In my non-patient humble opinion, I think it's fantastic that a deaf person is a nurse. She reads lips incredibly well. But for my mom, this isn't the best situation.
Because my mom is also deaf, and she left her hearing aids at home.
My mom has a degenerative disease that affects her hearing. Because she's been losing it slowly over the last thirty years, she hasn't learned sign language. She can understand people for the most part, when she has her hearing aids on, but the nurse's muddled consonants confuse her.
At one point a woman comes in with cleaning supplies and starts disinfecting all the counter tops in the room. Immediately my mom freaks out and asks for a cloth to put over her nose and mouth (apparently cleaning solvents are very bothersome when you've just left surgery) (Also, I'm quite sure the room should have been cleaned before my mom was actually in it, but I digress).

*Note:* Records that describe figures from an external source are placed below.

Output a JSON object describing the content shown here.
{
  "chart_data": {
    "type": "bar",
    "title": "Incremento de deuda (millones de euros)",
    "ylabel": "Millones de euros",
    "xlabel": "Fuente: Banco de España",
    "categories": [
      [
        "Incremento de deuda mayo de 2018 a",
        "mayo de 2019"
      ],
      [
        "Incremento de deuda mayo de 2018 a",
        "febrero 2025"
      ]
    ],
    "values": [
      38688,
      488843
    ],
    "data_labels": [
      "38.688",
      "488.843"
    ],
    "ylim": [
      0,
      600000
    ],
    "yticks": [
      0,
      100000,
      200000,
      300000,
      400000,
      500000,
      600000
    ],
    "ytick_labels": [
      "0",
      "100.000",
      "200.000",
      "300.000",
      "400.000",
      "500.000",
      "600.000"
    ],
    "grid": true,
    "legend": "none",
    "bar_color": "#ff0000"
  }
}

So my mom is laying there holding the blanket over her mouth, trying to talk to the nurse, who now can't read her lips, and they're both looking at me to interpret. It's the deaf leading the deaf, except they can't communicate. This strikes me as a pretty amusing irony.
Aside from the deaf nurse, they had a nifty e-prescribing system, where the tech scans both the patient's hospital bracelet and the medication before administering. The tech wheels around a little cart with a laptop attached. It's quite mobile, and I was very impressed.
And can I just say that ever since I got in to health policy, I'm a total nerd at doctors/hospitals. I'm like a detective taking note of everything I see, and I get excited by e-prescribing systems. My family must think I'm crazy...
I took a friend into hospital who suffered from an immune system sensitized to chemical pollutants ( not a diagnosis admitted to by the establishment - deaths of workers in petrochemical industries are too inconvenient for open acknowledgement ).
Anyway, the room had been "sanitized". That usually means an aerosol or mist has been used, rather than a liquid stream which doesn't add as much chemical to the air. It's never that smart to use toxins in enclosed spaces regardless.
He immediately went into distress, signing to me that he was choking and couldn't breathe ( his throat was swelling shut).
He referred to himself as " a canary in the mine".